The album’s opener, “Cop Show,” is mostly made up of eerie synth patterns and a distant drumbeat, but certain patterns do come and go, giving the song some dynamics. Yes, it is an ambient album, so I know that dynamics aren’t exactly that
valid of a thing to complain about, but if a song begins rather timidly, or with a passage that isn’t exactly sonically pleasing, what’s the harm in a song just swelling its way to something a bit more entertaining? Coincidentally, No Becoming
answers this very question with “there’s no harm in that,” also known as “Paradise Life.” This song very smoothly layers already smooth-sounding sounds, and with occasional slight increases in volume, makes a truly entertaining piece of ambient music.
The next track, though, “Fantasy Hair,” is definitely the low point of the album’s density, and probably the low point of the whole album, too. It blends together clanging cymbals, a noisy guitar pattern, and very abrasive vocal samples with an unnerving lack of grace. More clutter is added to it by other strange background noises, an aspect of the album that affects other songs in a good way, examples being the police sirens in “Laced,” or the 8-bit-video-game-esque lazer noises in “Born Mistake.”
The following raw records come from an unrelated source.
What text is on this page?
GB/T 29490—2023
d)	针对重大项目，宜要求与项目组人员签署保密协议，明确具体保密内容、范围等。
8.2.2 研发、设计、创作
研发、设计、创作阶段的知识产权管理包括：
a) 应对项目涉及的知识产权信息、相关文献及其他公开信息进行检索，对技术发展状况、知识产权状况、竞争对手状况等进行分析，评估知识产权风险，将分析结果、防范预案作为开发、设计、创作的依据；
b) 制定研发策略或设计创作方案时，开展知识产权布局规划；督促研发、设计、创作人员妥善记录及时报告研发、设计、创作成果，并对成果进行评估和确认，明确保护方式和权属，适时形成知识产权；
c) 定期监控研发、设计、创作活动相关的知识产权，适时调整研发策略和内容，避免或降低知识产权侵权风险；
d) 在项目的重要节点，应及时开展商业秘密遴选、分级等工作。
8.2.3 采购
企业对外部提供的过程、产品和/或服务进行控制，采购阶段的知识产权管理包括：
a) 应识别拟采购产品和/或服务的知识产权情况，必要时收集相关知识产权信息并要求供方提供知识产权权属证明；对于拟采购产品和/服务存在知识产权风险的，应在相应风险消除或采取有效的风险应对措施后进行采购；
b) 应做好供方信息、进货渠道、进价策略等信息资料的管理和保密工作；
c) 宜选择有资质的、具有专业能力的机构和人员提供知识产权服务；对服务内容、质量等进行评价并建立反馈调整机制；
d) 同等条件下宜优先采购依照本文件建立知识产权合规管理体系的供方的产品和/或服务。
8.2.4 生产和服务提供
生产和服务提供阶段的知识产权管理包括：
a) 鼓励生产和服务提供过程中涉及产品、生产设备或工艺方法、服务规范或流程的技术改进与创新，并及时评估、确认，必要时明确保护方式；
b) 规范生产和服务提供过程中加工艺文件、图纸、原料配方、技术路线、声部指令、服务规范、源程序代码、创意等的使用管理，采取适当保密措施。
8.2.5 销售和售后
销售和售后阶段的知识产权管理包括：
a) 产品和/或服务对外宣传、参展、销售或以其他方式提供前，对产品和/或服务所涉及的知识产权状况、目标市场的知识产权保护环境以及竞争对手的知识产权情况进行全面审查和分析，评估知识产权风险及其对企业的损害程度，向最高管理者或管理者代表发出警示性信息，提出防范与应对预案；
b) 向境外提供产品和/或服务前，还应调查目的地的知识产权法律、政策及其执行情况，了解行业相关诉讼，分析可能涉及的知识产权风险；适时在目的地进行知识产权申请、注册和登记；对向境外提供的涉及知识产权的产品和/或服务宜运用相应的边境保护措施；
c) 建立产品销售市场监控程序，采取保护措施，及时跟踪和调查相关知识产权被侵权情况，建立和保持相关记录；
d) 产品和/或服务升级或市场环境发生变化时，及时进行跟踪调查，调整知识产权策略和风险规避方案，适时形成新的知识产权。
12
It seems like only a few songs on No Becoming
truly know what they’re setting out to do and succeed though, the most notable ones being “Paradise Life” and “Emotive Cloak.” They’re the songs that swirl ‘round and ‘round in a place that actually sounds good; “Paradise Life” with its windy synths and guitar feedback, and “Emotive Cloak” with its pretty, and as the title suggests, emotive synth rhythms and a certain shaken percussion instrument in the background. Other songs on the album just seem to swirl around in a world of ‘meh,’ making little to no effort to become something better than they are. Which is sad, because as some of No Becoming
implies, it’s very, very possible that they could.